I have a Dream 45 years later?

45 years ago today, America witnessed one of it’s most historic and sacred moments. 45 years ago today America heard a Dream that began a course of change in which many of it’s elements will be realized tonight.

Tonight, 45 years after the historic march on Washington, DC where Dr. Martin Luther King Jr. called America to account for it’s sins and gave us the historic revelation of a Dream, Barack Obama will accept the nomination of President from the Democratic Party.

For the first time in America a man of color has been chosen to by a major party to potentially move on and lead this nation in it’s highest office.

Many people died, marched, and struggled in many ways 45 years ago never knowing that America would see this day so soon. Who knew that 40 years later since our modern Moses, Dr. MLK was murdered, that a Joshua would be poised to take this nation to the next level.

Today is truly a great day to be an American. No matter what happens this election cycle, we have to bear witness to the great strides we have made as an American people.

45 years ago blacks were under the threat of lynchings, church bombings, institutionalized segregation, and many other profane evils too great to describe and too much of a burden to on the heart to reflect, but today a black man who was just a baby during the Dream, will stand today poised to show the world that with all her fault America is still the beacon of Hope, Change, and Dreams.

Tonight in front of over 75 thousand in person and millions watching all over the world, the words and Dreams of Dr. King will began to be more succinctly realized and history will be made.

Tonight will not be just a moment in black history or a time for blacks to rejoice, but tonight will be a night for all Americans to come together, realize our greatness, and remember the Dream.

I Have A Dream Speech

delivered 28 August 1963, at the Lincoln Memorial, Washington D.C.

Obama reaches next milestone on symbolic anniversary

Tears of joy accompany Obama nomination

Obama makes history as Democratic nominee



  1. The only problem is that Barack is BI-RACIAL and NOT AFRICAN AMERICAN. His mother was white and his father was a true African.
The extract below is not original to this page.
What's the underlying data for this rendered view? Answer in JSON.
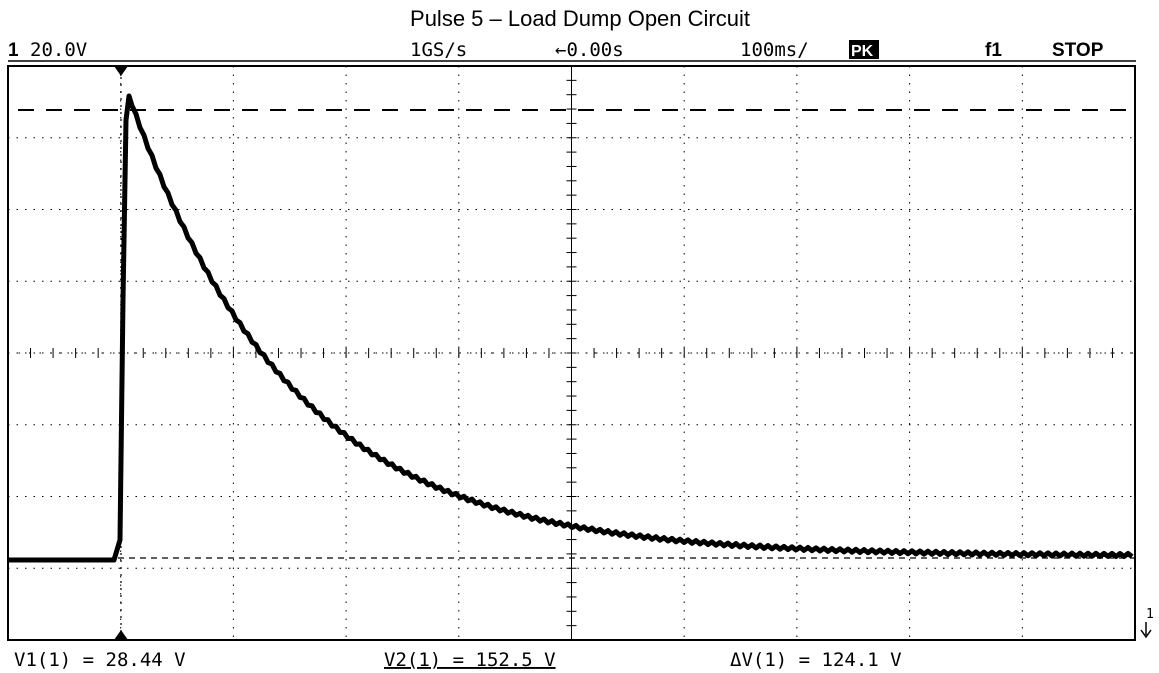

I wish people would recognize that fact and quit trying to write history the way they want it.


  2. Just Beyond the Horizon

    In some ways, he is standing
    on their shoulders, fulfilling
    their dreams, his dream
    made real, in this moment
    this fragment of time

    Their histories converging, joining
    two speeches, one this night
    one just beyond the horizon
    just outside my memory,
    beyond his memory too
    those forty-five summers ago

    Turning a page, on our nation’s history
    unimaginable that day
    alive in this special night
    both giving voice to their hope
    their faith, their prayer for this land

    Their words echoing, ringing
    merging in our minds, our hearts
    a dream, a journey, a down-payment
    inexorable progress, committed now,
    like water through a crack in a dike
    a torrent, open waters, living
    freedom achievable for our people
    coming for our people, even if,
    just beyond the horizon still

    August 28, 2008
    on the Presidential Nomination acceptance speech by Barack Obama,
    the I Have a Dream speech by the Reverend Martin Luther King, Jr.
    on August 28, 1963, and the comments on NPR today of
    Representative Eleanor Holmes Norton, D-DC, and
    Representative John Lewis, D-GA


  3. Let skin color, religious preferences, or any differences that humans already have – ever, ever come between us… the American people, ever again. May this day mark a historic occasion for all humanity, as this great country has always been an amalgam of the best in ever country on this planet, and is therefore a beacon of light, a beacon of hope, to aspire to change the course of humankind in a better direction, and to make tomorrow a better day than yesterday. Look forward, with half an eye on the past. A man like Barack Obama comes along every once in a great while, but let us sieze the moment together, and take advantage of the opportunity that has been granted to us. Elect Barack Obama as our next President of the United States of America. Get out the vote, and change the course of the world.


  4. I must congratulate our country on this great step forward.

    The next one is to take another step and nominate one of my mother’s people. Unfortunately there are less than forty left….they killed most of them before the turn of the twentieth century.